The Occupational Safety and Health Administration (“OSHA”) has taken a special interest in workplace violence and more specifically in patient interactions in the healthcare field. Two Haynes and Boone employment lawyers attended the American Bar Association (“ABA”) Occupational Safety and Health Law Conference in March 2016. One of the panels focused entirely on “Workplace Violence in Healthcare,” addressing the advisory guidelines issued by OSHA regarding workplace violence in the healthcare setting and OSHA’s use of its General Duty Clause to fine employers and enforce its workplace violence guidance.
More on the General Duty Clause: The Occupational Safety and Health Act (the “Act”) sets forth how employers should provide a safe workplace. However, the broad General Duty Clause under section 5(1)(a) of the Act allows OSHA to cite and fine employers for failing to “furnish . . . a place of employment . . . free from recognized hazards that are causing or are likely to cause death or serious physical harm to employees.” The Act does not specifically address workplace violence, thus, OSHA has used the General Duty Clause to cite employers for a failure to address workplace violence.
OSHA’s Guidance on Workplace Violence in Healthcare: In April 2015, OSHA issued guidance (“Guidance”) regarding workplace violence in the healthcare and social services industries, which have a higher rate of workplace violence. According to the Guidance, the Bureau of Labor Statistics reported that 27 out of the 100 employee fatalities in healthcare and social service settings that occurred in 2013 were due to assaults and violent acts. While the Guidance intends to help employers prevent dangerous situations, some panelists and attendees at the OSHA ABA Conference criticized the Guidance as creating rules for employers without going through the notice and comment process of administrative rulemaking.
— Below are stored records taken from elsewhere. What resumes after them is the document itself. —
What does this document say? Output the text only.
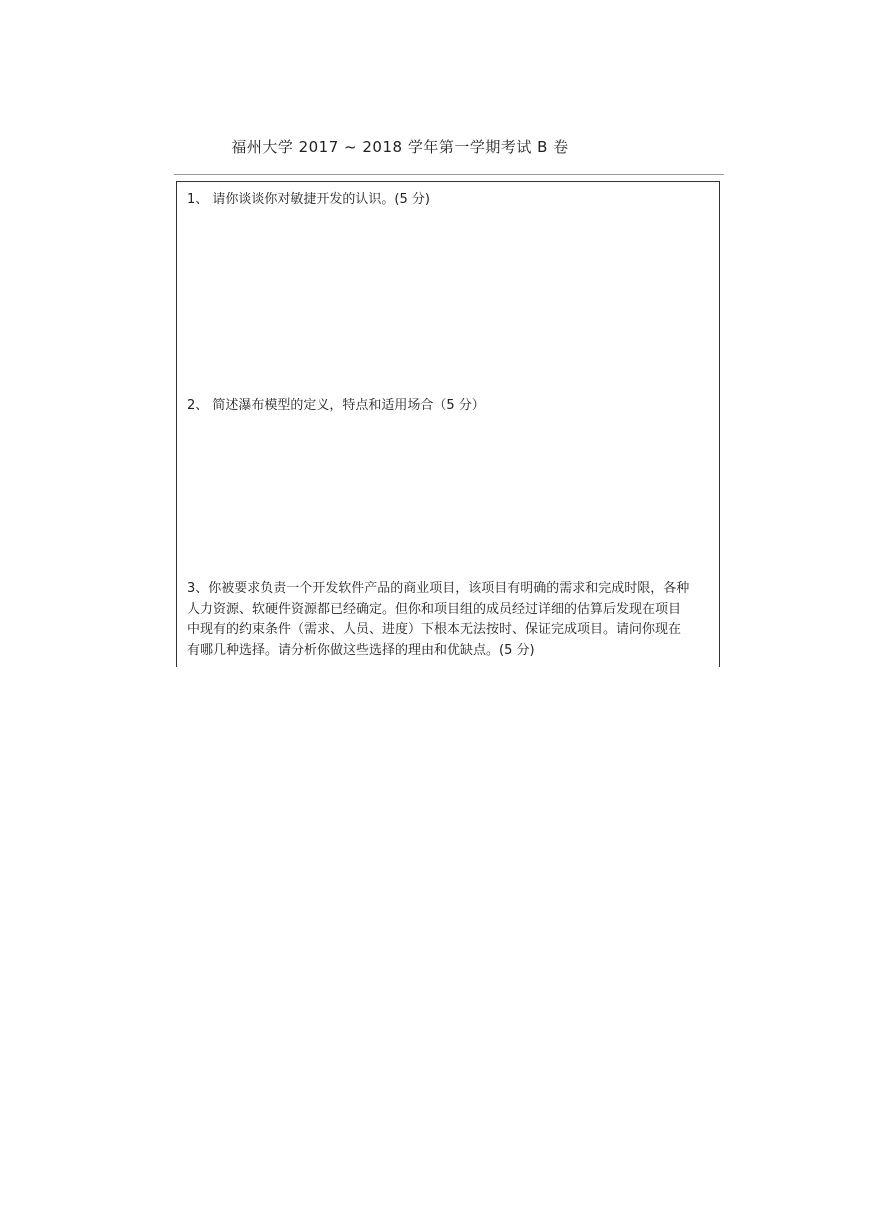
福州大学 2017 ~ 2018 学年第一学期考试 B 卷
1、 请你谈谈你对敏捷开发的认识。(5 分)
2、 简述瀑布模型的定义，特点和适用场合（5 分）
3、你被要求负责一个开发软件产品的商业项目，该项目有明确的需求和完成时限，各种
人力资源、软硬件资源都已经确定。但你和项目组的成员经过详细的估算后发现在项目
中现有的约束条件（需求、人员、进度）下根本无法按时、保证完成项目。请问你现在
有哪几种选择。请分析你做这些选择的理由和优缺点。(5 分)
Some argue that OSHA should attempt to promulgate a rule regarding workplace violence rather than use the General Duty Clause.
OSHA Cites Employers for Workplace Violence under the General Duty Clause: OSHA has certainly used the General Duty Clause to cite and enforce its position on workplace violence. For example, in Sec’y of Labor v. Integra Health Mgmt., Inc., OSHRC, No. 13-1124, OSHA cited a healthcare employer under the General Duty Clause after a patient with a violent history murdered an employee. OSHA claimed that the patient’s violent history presented a known hazard that was not abated by the employer. An Administrative Law Judge affirmed the citations, and the employer appealed to the Occupational Safety and Health Review Commission (“OSHRC”). The case hinged on the patient’s violent background, which was allegedly known to the employer. As a result of this case, healthcare employers should be particularly wary of situations involving patients with violent tendencies and the resulting obligation to protect the employee. In September 2015, the OSHRC requested briefing on whether the General Duty Clause was lawfully cited, which may add some clarity to this matter. The case is still pending review. Meanwhile, healthcare employers should be aware of this trending topic and how their obligations to provide a safe workplace may evolve.